Security Criteria: integrity.
Attack details
Exploited vulnerabilities
Vulnerabilities:
- The training dataset is susceptible to unauthorized modifications.
- The model 's classification boundary is prone to compromise, if trained on malicious data samples.
- Training data directly influences the performance of the machine learning mode.
- The model is incapable of distinguishing original and poisoned samples, when subtle frequency-domain modifications are introduced.

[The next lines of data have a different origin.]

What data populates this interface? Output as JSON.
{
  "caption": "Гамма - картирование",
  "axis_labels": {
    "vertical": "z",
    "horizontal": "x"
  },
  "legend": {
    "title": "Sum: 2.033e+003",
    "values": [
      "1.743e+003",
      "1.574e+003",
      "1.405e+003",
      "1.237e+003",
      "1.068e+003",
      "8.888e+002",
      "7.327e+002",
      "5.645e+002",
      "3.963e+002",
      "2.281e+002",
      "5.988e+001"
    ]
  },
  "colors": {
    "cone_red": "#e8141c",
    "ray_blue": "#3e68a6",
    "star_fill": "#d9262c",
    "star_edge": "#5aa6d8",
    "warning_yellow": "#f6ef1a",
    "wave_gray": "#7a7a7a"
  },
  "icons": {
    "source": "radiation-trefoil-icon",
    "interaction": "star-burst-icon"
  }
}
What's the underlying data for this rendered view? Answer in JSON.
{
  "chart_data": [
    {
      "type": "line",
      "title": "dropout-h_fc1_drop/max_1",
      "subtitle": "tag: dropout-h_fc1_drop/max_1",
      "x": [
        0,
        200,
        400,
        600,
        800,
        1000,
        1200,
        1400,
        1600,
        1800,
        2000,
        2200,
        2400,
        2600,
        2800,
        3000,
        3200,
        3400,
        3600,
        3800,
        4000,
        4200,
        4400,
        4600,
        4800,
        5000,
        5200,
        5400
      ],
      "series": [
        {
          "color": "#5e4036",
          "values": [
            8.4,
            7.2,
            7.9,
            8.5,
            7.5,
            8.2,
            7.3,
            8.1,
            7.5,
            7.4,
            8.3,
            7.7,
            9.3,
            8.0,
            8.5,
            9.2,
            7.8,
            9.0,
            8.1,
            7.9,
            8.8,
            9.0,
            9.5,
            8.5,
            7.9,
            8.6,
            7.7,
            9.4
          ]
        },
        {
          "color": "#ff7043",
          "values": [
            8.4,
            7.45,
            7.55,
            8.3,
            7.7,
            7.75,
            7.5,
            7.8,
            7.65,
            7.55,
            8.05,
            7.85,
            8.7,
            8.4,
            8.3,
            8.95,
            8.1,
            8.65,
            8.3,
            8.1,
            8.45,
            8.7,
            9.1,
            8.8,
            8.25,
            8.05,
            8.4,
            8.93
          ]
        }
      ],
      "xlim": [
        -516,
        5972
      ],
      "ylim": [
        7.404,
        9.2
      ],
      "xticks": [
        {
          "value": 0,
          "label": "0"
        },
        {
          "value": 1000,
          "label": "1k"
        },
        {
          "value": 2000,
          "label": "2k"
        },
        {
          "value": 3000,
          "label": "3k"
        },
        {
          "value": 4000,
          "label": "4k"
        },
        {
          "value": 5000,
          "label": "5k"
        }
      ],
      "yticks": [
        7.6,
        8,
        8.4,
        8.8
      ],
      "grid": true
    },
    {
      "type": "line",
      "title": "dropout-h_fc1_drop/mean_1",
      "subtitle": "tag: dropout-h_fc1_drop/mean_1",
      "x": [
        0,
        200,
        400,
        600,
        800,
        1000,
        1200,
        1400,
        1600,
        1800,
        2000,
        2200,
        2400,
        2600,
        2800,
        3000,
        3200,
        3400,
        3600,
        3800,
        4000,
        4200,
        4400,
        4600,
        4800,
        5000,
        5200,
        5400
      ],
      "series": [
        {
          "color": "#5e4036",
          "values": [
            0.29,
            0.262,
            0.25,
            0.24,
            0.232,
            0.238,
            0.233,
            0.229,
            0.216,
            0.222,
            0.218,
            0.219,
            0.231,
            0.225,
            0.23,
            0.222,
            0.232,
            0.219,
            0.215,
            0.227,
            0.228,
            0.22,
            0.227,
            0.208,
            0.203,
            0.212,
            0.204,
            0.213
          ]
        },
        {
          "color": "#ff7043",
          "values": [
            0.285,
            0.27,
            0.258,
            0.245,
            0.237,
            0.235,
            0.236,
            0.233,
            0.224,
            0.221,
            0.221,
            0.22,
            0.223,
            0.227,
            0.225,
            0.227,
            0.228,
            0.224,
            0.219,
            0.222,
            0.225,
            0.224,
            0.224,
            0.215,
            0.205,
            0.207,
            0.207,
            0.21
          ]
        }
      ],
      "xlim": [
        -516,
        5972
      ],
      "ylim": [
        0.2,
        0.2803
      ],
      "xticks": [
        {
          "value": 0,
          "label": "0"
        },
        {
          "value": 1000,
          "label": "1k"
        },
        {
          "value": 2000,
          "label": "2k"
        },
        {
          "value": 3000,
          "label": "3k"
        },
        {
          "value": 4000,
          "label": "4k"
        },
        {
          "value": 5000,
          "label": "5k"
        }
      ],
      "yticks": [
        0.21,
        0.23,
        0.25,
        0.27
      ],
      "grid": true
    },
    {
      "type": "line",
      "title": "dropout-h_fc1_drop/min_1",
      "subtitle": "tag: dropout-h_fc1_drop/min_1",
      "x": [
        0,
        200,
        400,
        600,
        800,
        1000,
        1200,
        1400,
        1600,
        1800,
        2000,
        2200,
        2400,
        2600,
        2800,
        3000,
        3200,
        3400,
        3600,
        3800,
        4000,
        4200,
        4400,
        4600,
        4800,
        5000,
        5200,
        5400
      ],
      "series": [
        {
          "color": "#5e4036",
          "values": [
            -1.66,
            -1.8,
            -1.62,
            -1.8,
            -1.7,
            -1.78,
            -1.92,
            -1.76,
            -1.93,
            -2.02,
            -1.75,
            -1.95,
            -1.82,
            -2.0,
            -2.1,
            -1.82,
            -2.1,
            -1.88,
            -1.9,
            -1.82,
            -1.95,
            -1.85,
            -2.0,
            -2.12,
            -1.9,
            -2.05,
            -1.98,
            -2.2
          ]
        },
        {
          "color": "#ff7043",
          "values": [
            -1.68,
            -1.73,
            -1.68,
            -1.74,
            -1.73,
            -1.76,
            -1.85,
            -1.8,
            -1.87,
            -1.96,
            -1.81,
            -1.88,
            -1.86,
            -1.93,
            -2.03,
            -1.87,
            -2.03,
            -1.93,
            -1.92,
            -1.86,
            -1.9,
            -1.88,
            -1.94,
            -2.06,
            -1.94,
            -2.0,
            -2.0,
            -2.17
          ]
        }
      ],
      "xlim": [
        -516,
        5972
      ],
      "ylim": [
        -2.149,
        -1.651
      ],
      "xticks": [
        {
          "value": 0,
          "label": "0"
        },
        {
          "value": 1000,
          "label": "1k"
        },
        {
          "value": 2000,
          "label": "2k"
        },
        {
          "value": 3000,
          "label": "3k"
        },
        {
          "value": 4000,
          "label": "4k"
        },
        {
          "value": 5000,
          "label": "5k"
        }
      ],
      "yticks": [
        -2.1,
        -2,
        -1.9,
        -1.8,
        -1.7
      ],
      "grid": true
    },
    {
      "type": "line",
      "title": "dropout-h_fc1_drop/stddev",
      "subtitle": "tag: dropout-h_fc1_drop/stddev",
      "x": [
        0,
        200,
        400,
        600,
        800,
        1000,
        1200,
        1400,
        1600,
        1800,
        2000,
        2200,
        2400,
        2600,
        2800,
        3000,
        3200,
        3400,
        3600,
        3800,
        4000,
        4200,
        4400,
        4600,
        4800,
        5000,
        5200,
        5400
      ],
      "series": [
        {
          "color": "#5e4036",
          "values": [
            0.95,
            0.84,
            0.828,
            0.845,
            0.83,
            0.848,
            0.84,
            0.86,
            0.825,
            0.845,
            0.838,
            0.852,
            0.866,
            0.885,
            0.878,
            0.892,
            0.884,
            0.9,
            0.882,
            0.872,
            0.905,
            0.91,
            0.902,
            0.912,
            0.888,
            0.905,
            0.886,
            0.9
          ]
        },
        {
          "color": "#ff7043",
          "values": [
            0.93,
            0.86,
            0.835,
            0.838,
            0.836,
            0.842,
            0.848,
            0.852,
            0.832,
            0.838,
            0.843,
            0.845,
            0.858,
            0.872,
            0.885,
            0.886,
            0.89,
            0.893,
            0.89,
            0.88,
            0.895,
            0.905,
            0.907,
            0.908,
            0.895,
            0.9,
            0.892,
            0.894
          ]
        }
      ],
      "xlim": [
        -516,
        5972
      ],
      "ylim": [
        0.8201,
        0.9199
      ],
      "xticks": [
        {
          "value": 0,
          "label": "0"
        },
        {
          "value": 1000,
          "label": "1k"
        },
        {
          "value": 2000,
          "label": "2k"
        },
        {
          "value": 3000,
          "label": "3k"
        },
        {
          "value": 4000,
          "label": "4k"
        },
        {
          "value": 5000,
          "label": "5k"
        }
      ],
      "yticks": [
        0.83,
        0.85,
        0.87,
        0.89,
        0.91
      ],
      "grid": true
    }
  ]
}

- The target model's performance can be skewed through training on malicious samples.
Threat agent
Threat agent: white-box and gray-box scenarios. In the white-box scenario, the attacker is assumed to have complete knowledge of the target machine learning model, its architecture, parameters, utilized training data, and the learning algorithm. In a gray-box scenario, the threat agent is assumed to have some partial knowledge of the target model. This knowledge could include the type of learning algorithm used, the feature set, or the agent may possess an access to a surrogate dataset with similar characteristics to the original training data.
Attack methods
Attack methods:
- Frequency space signals of the trigger and benign images are obtained with the Fast Fourier Transform (FFT). Trigger data is injected into the amplitude spectrum of the original, benign image from the trigger image's amplitude spectrum.
- Procedural noise is crafted using algorithms, such as Perlin noise, Gabor noise, Worley noise. A clean model is trained on original images to get the attention images. The attention images are fused with noise and then added to the original image. The target model is trained on the poisoned data, turning into a backdoored model.
- A random trigger is sampled from uniform distribution. The random trigger is added at random locations within original samples with a target label.
- Backdoor Generating Network (c-BaN): a modified BaN for generation of label-specific triggers. The c-BaN model uses both the target label and a noise vector as inputs, creating triggers that can correspond to any target label, and that can be positioned at any location within the input space. This enables shared locations for triggers among different target labels, enhancing the stealthiness of the backdoor. The c-BaN is used to generate a backdoor trigger that is added to a target sample, which is to be submitted to the target model.
- A Backdoor Generating Network (BaN) is created: BaN is a generative model (GAN based) that algorithmically creates backdoor triggers instead of relying on fixed patterns or random sampling. BaN is jointly trained with the target model (acts as a discriminator), which optimizes the trigger patterns. The BaN produces a trigger, it is provided as an input to the target model. Received loss from the backdoored sample is used with losses from benign samples to retrain the BaN. When BaN is ready, it produces a trigger that is added to the target sample in particular location.
Impact and harm
Impact and harm: Negates the integrity of the targeted machine learning model. This leads to misclassification of malicious input.
Security countermeasures
Security requirements
Security requirement: The machine learning system must be resistant to backdoor attacks.
Security controls
Security controls:
- Activate clustering: a detection method splitting feature representation into a poisoned and clean cluster. The last hidden layer can detect differences among cluster's high-level features. Perlin and Gabor noise avoid detection, while Worley noise gets detected.
- Autoencoder-based reconstruction: an autoencoder, trained on clean data, encodes the training data (compresses it) and then decodes it back into training data (decompresses it).